My PowerMac cost me just $100 bucks, and I feel lucky I didnt pay for a MOS license.

I also feel frustrated, in that I thought MOS was better, and finally it didnt live upto my expectations.
 

Offline Gulliver

Re: I still like MorphOS more.
« Reply #1 on: August 31, 2013, 03:16:11 AM »
I hope not all MOS users are like takemehomegrandma!
That doesnt sure show friendliness or will to help.

I asked help here because I was just testing MOS to see if it lived upto its promises, and a few MOS developers were usual posters. Anyway, the bug reports were sent from the deafault MOS bult-in app created for that purpose (which is a standart channel).I got no solution whatsoever.

I didnt do anything to the system, just installed MOS with its installer using its default options. My machine is a PowerMac G4 Quicksilver 2002 with 768MB ram and a Radeon AGP 7500 32MB. So hardware was absolutely supported and MOS was installed without any modifications.

The radeon was connected thru a DVI to VGA cable, that worked great under OSX. But those two LCD monitors were tried on MOS, and both failed to properly show an image.

My posts regarding these issues are still available if you use the search function of this website.
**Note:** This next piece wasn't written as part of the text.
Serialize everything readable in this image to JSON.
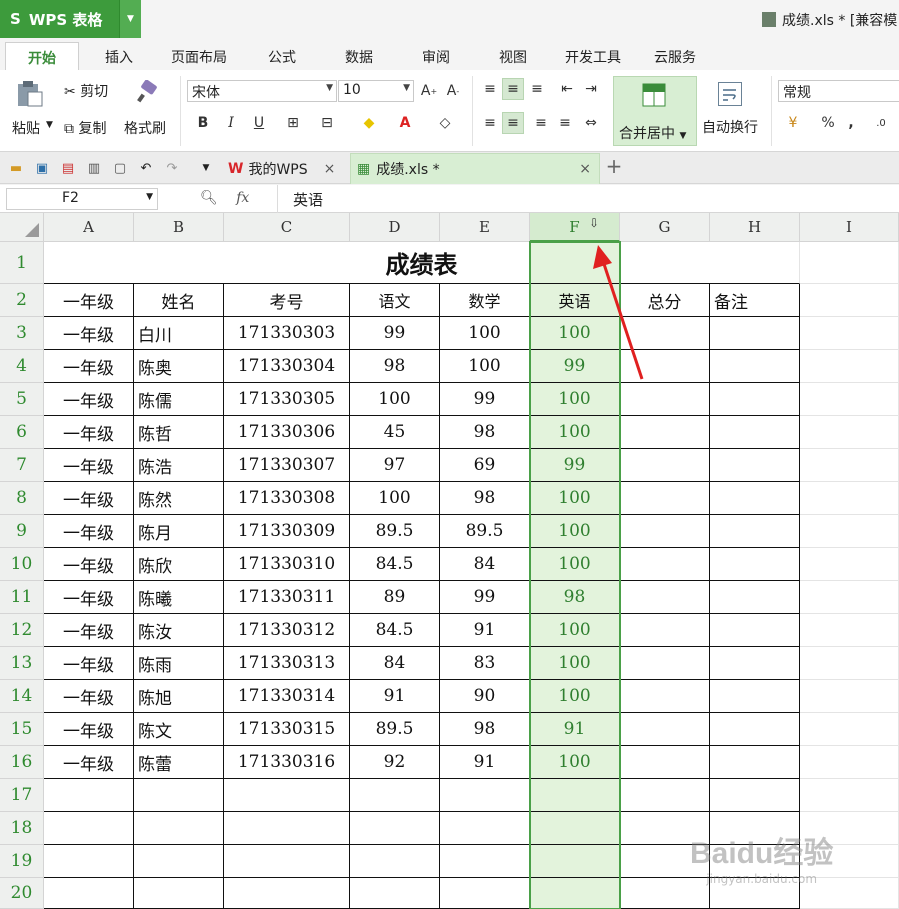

I then found an old Packard Bell CRT monitor and updated the browser, surfed the web, installed some applications, but it was not good being married to a long ethernet cable and a crappy monitor.

Anyway, I will have to pass on trying MOS again, OSX will stay there. I wont bother changing it again. I got better support on OSX forums when I ran into trouble, and there is a ton of software for it.

For a next gen machine, I just tried afterwards and then prefered something that works for me right from the start, like Aros on my notebook.

@Nicholas

Thank you for your help offer, but I havent found a compelling reason to mess with MOS again.

I was just explaining my personal experience with MOS, which was not positive.